Quelques jours plus tard, deux navires de guerre italiens accostent. Nous recevons l’ordre de faire nos sacs et d’embarquer à bord. Nous sommes le 7 Janvier 1943. Les navires appareillent et sortent du canal pour la haute mer A hauteur de l’Ile aux Chiens la mer était très forte avec de grands creux, les deux navires sont obligés de faire demi tour pour ne pas mettre la vie des passagers en danger. Il se trouve qu’en plus un convoi anglais fortement protégé, leur barre la route. Revenus à quai nous remettons pied à terre alors que les deux navires repartent en mission à vide. Environ deux jours plus tard, deux contre torpilleurs, le Ardito et le Ardente ( Basé à Brindisi) accostent. Un ordre résonne embarquement immédiat ! . Nous avons cette fois une mer d’huile entre le cap Bon et l’ile Pontélaria, pourtant nous remarquons par leurs sillages que les navires ont changé de direction. Nous interrogeons un marin parlant français qui nous répond « regardez de chaque coté… »
A notre grande stupéfaction on comprend pourquoi. Il venait d’être lancé contre nous des torpilles sous marines. De belles traînées blanches passaient de chaque coté, autrement dit si les navires n’avaient pas manœuvré, ils prenaient les torpilles à l’avant et à l’arrière. Bien sûr ils ont riposté. Le reste du voyage s’est bien passé, prisonniers nous ne savions pas où on allait.
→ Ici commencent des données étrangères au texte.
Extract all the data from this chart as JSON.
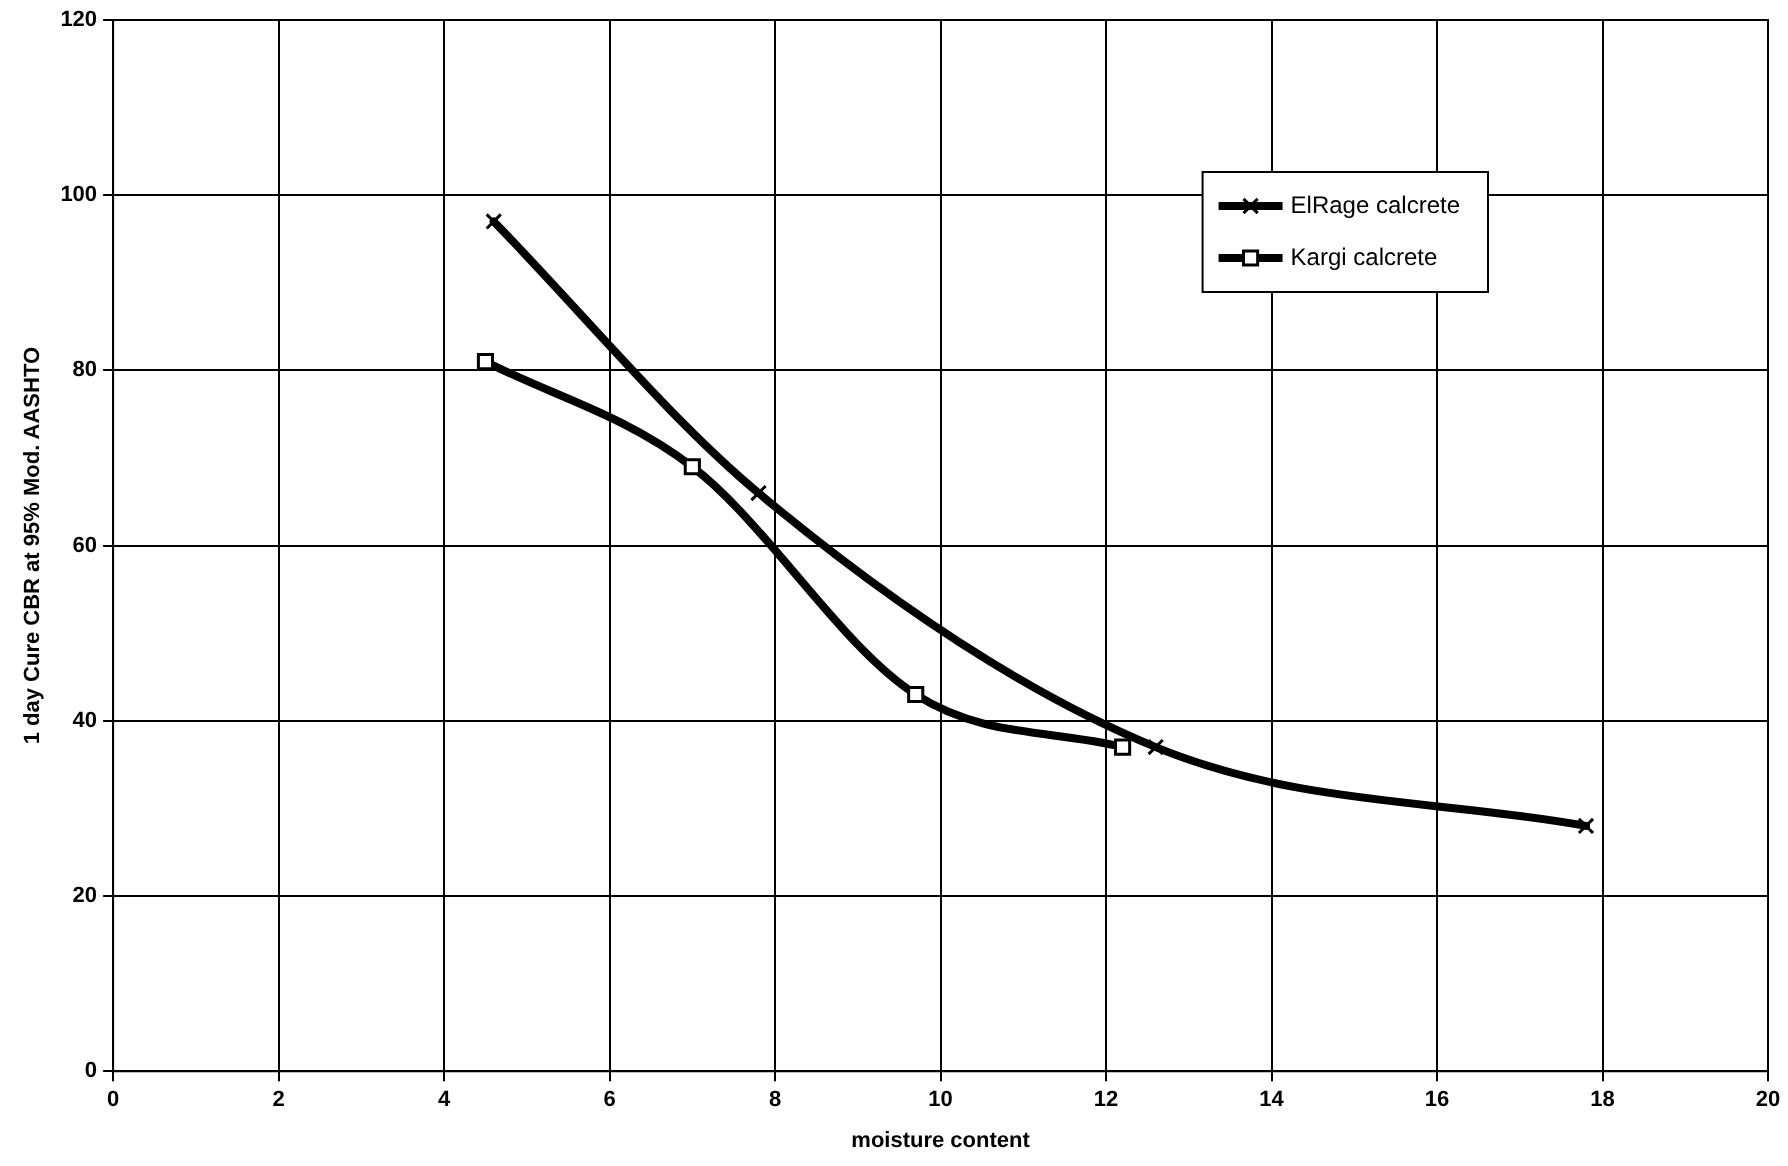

Au loin, nous apercevons des lumières, on en croyait pas nos yeux, pensant arriver sur Marseille ou Toulon, un marin nous dit « Parlermo, Sicilia ». En fait nous sommes au large des cotes siciliennes et nous arrivons bien à Palerme. La ville et le port sont tout illuminés ce qui est une surprise par temps de guerre et de couvre-feu. Arrivés à quai nous débarquons, nous sommes chargés dans des camions qui nous transfèrent dans une caserne qui surplombe la ville entourée de montagnes truffées de DCA allemande. Le lendemain matin au réveil, nous avons observé le panorama de la ville et du port au grand jour. Des bateaux attendaient d’être chargés alors que nos deux contre-torpilleurs s’apprêtaient à larguer leurs amarres. De nouveau une attaque, ce sont des avions américains ou anglais qui passent sur le port et reviendront une deuxième fois larguer des bombes. Les deux navires de guerre sont touchés, l’un coulera en sortant du port et l’autre sur place. Le jour suivant gros remue-ménage, nous partons pour la gare par camion pris en charge par les Bersaglieri italiens. Mis dans trois wagons français portant l’inscription 40 hommes/8 chevaux, nous quittons Palerme pour une destination inconnue. Au matin nous arrivons à Messine, nos wagons sont mis sur le ferry-boat pour franchir le détroit et rejoindre Reggio de Calabre où nous sommes incorporés à un autre convoi qui quitte la ville et toujours sans connaitre notre destination.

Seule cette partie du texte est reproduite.